Seguramente umas duas ou três pessoas poderão dizer que sou uma grande cabra na vida actual, mas gosto de pensar que é a inveja que as move nessas suas delirantes e totalmente infundadas cogitações. Não sou mais cabra do que o próximo, não gosto é que façam de mim parvinha. De mim, ou de outrém, e que esteja a ver. Eu, quando embirro com alguma coisa, é verdade que não largo até me fartar. Andava aqui com uma embirração de estimação, mas a coisa era só na base do pessoal e vá, mesmo na base da mariquice. Agora, quando a coisa passa para o plano profissional e eu assisto a coisas que despertam o Robin Hood em mim, saiam de baixo. Que é muito feio andar a fazer queixinhas de quem não está presente para se defender. Tal como é feio tentar capitalizar simpatias com lagrimazinhas de crocodilo.
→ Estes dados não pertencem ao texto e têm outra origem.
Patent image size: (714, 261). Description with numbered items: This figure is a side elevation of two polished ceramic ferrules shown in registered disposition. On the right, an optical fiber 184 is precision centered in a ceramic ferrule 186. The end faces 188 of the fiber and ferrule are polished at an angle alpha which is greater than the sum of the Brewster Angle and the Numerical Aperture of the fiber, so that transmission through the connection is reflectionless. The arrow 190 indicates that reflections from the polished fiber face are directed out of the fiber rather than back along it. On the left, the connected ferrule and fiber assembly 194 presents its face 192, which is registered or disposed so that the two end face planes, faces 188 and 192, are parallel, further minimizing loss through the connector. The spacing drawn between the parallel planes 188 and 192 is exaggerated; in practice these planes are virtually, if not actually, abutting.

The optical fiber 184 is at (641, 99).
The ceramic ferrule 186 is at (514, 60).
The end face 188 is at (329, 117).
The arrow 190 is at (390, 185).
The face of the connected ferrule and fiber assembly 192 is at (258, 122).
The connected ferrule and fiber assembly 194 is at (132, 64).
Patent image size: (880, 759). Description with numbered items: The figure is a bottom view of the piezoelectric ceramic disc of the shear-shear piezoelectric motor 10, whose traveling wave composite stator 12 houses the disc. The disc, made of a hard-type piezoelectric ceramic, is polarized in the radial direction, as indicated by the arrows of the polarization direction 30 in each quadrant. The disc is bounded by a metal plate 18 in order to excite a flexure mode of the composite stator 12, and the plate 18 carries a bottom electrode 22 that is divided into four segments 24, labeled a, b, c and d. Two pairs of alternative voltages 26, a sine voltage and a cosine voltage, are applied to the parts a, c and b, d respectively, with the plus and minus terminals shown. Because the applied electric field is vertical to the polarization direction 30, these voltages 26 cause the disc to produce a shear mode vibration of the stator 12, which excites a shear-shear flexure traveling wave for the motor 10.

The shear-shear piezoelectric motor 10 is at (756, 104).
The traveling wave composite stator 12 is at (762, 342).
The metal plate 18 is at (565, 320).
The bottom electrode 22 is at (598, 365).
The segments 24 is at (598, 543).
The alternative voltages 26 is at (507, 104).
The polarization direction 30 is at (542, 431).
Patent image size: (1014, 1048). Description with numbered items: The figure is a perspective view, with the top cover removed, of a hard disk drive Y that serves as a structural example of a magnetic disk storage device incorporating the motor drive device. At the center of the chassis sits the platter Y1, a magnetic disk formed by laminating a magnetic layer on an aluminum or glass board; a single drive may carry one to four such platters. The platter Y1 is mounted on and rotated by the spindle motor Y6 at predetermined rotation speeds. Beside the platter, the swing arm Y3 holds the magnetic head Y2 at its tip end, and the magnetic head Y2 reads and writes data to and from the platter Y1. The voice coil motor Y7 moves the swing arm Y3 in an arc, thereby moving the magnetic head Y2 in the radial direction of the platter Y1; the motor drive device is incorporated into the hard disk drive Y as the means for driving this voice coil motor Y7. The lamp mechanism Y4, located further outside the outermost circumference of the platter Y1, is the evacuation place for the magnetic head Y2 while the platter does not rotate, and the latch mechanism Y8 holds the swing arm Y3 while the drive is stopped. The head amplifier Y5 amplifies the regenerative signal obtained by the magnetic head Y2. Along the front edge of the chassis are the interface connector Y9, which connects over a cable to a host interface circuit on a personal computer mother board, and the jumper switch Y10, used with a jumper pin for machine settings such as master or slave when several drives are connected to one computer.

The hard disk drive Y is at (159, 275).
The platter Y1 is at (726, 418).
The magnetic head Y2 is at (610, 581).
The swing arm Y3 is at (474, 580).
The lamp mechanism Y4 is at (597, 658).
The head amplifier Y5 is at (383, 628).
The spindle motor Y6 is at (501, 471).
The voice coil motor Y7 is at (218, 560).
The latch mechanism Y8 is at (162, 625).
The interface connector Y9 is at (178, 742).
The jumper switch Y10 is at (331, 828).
Há pessoas que têm memória curta, e não percebem que as coisas que semeamos, mais cedo ou mais tarde havemos de colhemo-las, mesmo que soltemos ratinhos na seara do vizinho para estragar a espiga. Há que aceitar críticas com naturalidade, e pensar que, se no-las fazem, é porque se calhar as merecemos... não sei, digo eu.

Por isso, jovem criatura calculista, sim tu, com o enormous umbigo, voz estridente, e saco lacrimal sensível, é melhor andares fina, que eu já te topei há muito tempo. E, ou fazes as coisas bem feitas, de modo que eu não veja, ou, se continuas com a merda das bocas sobre outras pessoas que não estão presentes, ainda me chateio e ainda te mostro a razão para a minha pedra tumular rezar um dia ‘à mãe de todas as cabras: os colegas difamados sentirão a tua falta’.
(hum...relendo o meu texto, parece que também estou a fazer queixinhas de alguém que não está presente. Bolas! Isto estraga a minha argumentação toda.... Mas não faz, mal, admitamos que eu posso fazê-lo porque o meu motivo é puro. Não pega, pois não? Então admitamos que eu o posso fazer porque o blogue é meu. That should solve it!)